(Reuters) – Aspen Pharmacare , the southern hemisphere’s biggest generic drugs maker, booked a 22 percent rise in first-half profit on Wednesday as strong demand in its Asia-Pacific unit offset higher funding costs on its debt.
Aspen, 19 percent owned by Britain’s GlaxoSmithKline , said diluted normalised headline earnings per share totalled 308.1 cents in the six months to end-December, compared with 253.3 cents a year earlier.
Aspen is one of the companies most likely to benefit as some of best-selling name-brand drugs worth more than $100 billion lose patent protection over the next three years.
Sales increased 31 percent to 7.5 billion rand, with its offshore business adding more to sales than its home market for the first time.
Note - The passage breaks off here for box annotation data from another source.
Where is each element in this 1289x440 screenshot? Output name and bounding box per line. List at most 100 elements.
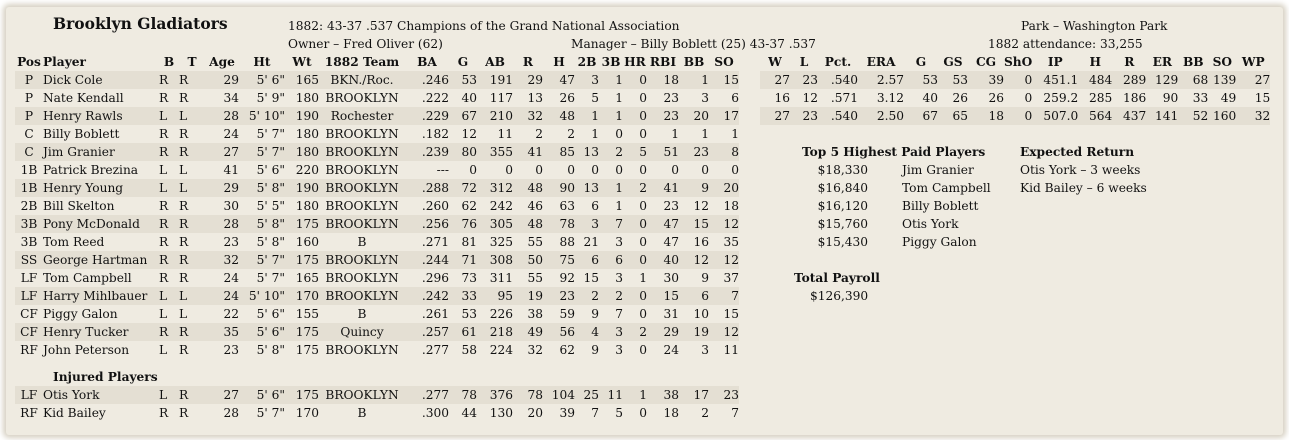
pitching-header-cell: BB <box>1182 55 1204 69</box>
batting-header-cell: Wt <box>292 55 312 69</box>
top5-salary: $16,840 <box>817 181 868 195</box>
top5-player: Jim Granier <box>902 163 974 177</box>
batting-cell: 95 <box>477 287 513 305</box>
pitching-cell: 285 <box>1089 91 1113 105</box>
pitching-cell: 40 <box>922 91 938 105</box>
injured-cell: .277 <box>405 386 449 404</box>
pitching-cell: 15 <box>1254 91 1271 105</box>
injured-cell: 7 <box>731 406 739 420</box>
batting-cell: 21 <box>583 235 599 249</box>
pitching-cell: 437 <box>1112 107 1147 125</box>
batting-cell: 180 <box>295 127 319 141</box>
batting-header-cell: R <box>522 55 534 69</box>
top5-row: $16,120 Billy Boblett <box>802 197 1042 215</box>
batting-cell: 0 <box>639 127 647 141</box>
batting-cell: 1B <box>20 163 38 177</box>
batting-cell: 92 <box>559 271 575 285</box>
batting-cell: 2B <box>20 199 38 213</box>
batting-cell: 1 <box>599 179 623 197</box>
top5-salary: $15,430 <box>817 235 868 249</box>
batting-cell: Patrick Brezina <box>43 163 139 177</box>
pitching-cell: 3.12 <box>876 91 904 105</box>
batting-header-cell: BA <box>417 55 437 69</box>
batting-cell: CF <box>20 307 38 321</box>
batting-cell: 38 <box>527 307 543 321</box>
injured-cell: 0 <box>639 406 647 420</box>
batting-cell: BKN./Roc. <box>319 71 405 89</box>
batting-cell: 23 <box>223 235 239 249</box>
pitching-cell: 564 <box>1078 107 1113 125</box>
pitching-header-cell: ShO <box>1004 55 1033 69</box>
pitching-cell: .540 <box>818 107 858 125</box>
batting-cell: 218 <box>477 323 513 341</box>
top5-title: Top 5 Highest Paid Players <box>802 145 986 159</box>
batting-cell: R <box>159 91 169 105</box>
pitching-header-cell: H <box>1089 55 1102 69</box>
batting-cell: 0 <box>505 163 513 177</box>
batting-cell: 12 <box>709 251 739 269</box>
batting-cell: P <box>15 107 43 125</box>
batting-cell: R <box>179 271 189 285</box>
batting-cell: 0 <box>731 163 739 177</box>
batting-cell: 1 <box>701 127 709 141</box>
injured-cell: .300 <box>421 406 449 420</box>
batting-cell: R <box>179 127 189 141</box>
batting-cell: 53 <box>449 71 477 89</box>
batting-cell: 1B <box>15 179 43 197</box>
batting-cell: 5' 6" <box>239 323 285 341</box>
injured-cell: 17 <box>679 386 709 404</box>
batting-cell: 220 <box>295 163 319 177</box>
batting-cell: Nate Kendall <box>43 91 124 105</box>
batting-cell: 61 <box>449 323 477 341</box>
batting-cell: 0 <box>639 199 647 213</box>
batting-cell: 1 <box>679 71 709 89</box>
batting-cell: .229 <box>405 107 449 125</box>
batting-cell: 0 <box>615 163 623 177</box>
batting-cell: R <box>159 251 179 269</box>
batting-cell: 24 <box>223 271 239 285</box>
batting-header-cell: G <box>457 55 469 69</box>
batting-cell: 0 <box>639 343 647 357</box>
batting-cell: 32 <box>205 251 239 269</box>
batting-cell: 5' 10" <box>239 287 285 305</box>
batting-cell: 3 <box>615 235 623 249</box>
batting-cell: 90 <box>543 179 575 197</box>
pitching-cell: 160 <box>1208 107 1237 125</box>
batting-cell: R <box>159 71 179 89</box>
pitching-header-cell: L <box>799 55 809 69</box>
pitching-cell: 129 <box>1146 71 1179 89</box>
batting-cell: .271 <box>421 235 449 249</box>
batting-cell: 0 <box>639 91 647 105</box>
batting-cell: 1 <box>591 127 599 141</box>
pitching-cell: 16 <box>774 91 790 105</box>
pitching-header-cell: Pct. <box>824 55 852 69</box>
injured-cell: BROOKLYN <box>319 386 405 404</box>
injured-cell: 5' 7" <box>256 406 285 420</box>
batting-cell: 56 <box>543 323 575 341</box>
batting-cell: 30 <box>223 199 239 213</box>
batting-table: Pos Player B T Age Ht Wt 1882 Team BA G AB R H 2B 3B HR… <box>15 53 739 359</box>
injured-table: LF Otis York L R 27 5' 6" 175 BROOKLYN .277 78 376… <box>15 386 739 422</box>
batting-cell: 73 <box>461 271 477 285</box>
batting-cell: .261 <box>421 307 449 321</box>
batting-header-row: Pos Player B T Age Ht Wt 1882 Team BA G AB R H 2B 3B HR… <box>15 53 739 71</box>
batting-header-cell: T <box>187 55 197 69</box>
top5-salary: $18,330 <box>817 163 868 177</box>
pitching-cell: 0 <box>1004 71 1033 89</box>
pitching-cell: 0 <box>1024 91 1033 105</box>
pitching-row: 27 23.540 2.50 67 65 18 0 507.0 564 437 141 52 160 32 <box>760 107 1271 125</box>
batting-cell: 6 <box>731 91 739 105</box>
pitching-cell: 23 <box>790 107 818 125</box>
pitching-cell: .571 <box>830 91 858 105</box>
batting-cell: R <box>159 215 179 233</box>
batting-cell: 48 <box>513 215 543 233</box>
batting-cell: 13 <box>527 91 543 105</box>
top5-player: Tom Campbell <box>902 181 991 195</box>
injured-cell: 175 <box>285 386 319 404</box>
batting-cell: 47 <box>543 71 575 89</box>
batting-header-cell: 1882 Team <box>324 55 400 69</box>
batting-cell: George Hartman <box>43 251 159 269</box>
payroll-value: $126,390 <box>810 289 869 303</box>
batting-cell: 48 <box>543 107 575 125</box>
batting-cell: 2 <box>623 179 647 197</box>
Sales at its Asia Pacific unit were three times more than the same period a year earlier.
Durban-based Aspen completed the acquisition of the generic business of Australia’s Sigma Pharmaceuticals last year, boosting its presence in the region.
The company also said it had reached a agreement with the minority shareholders of its east Africa-focused unit, Shelys, to buy their 40 percent holding for $24 million.
Shares in Aspen, which are up more than 11 percent so far this year, were little changed at 107.49 rand by 1135 GMT, lagging a 0.7 percent rise in the JSE Top-40 index.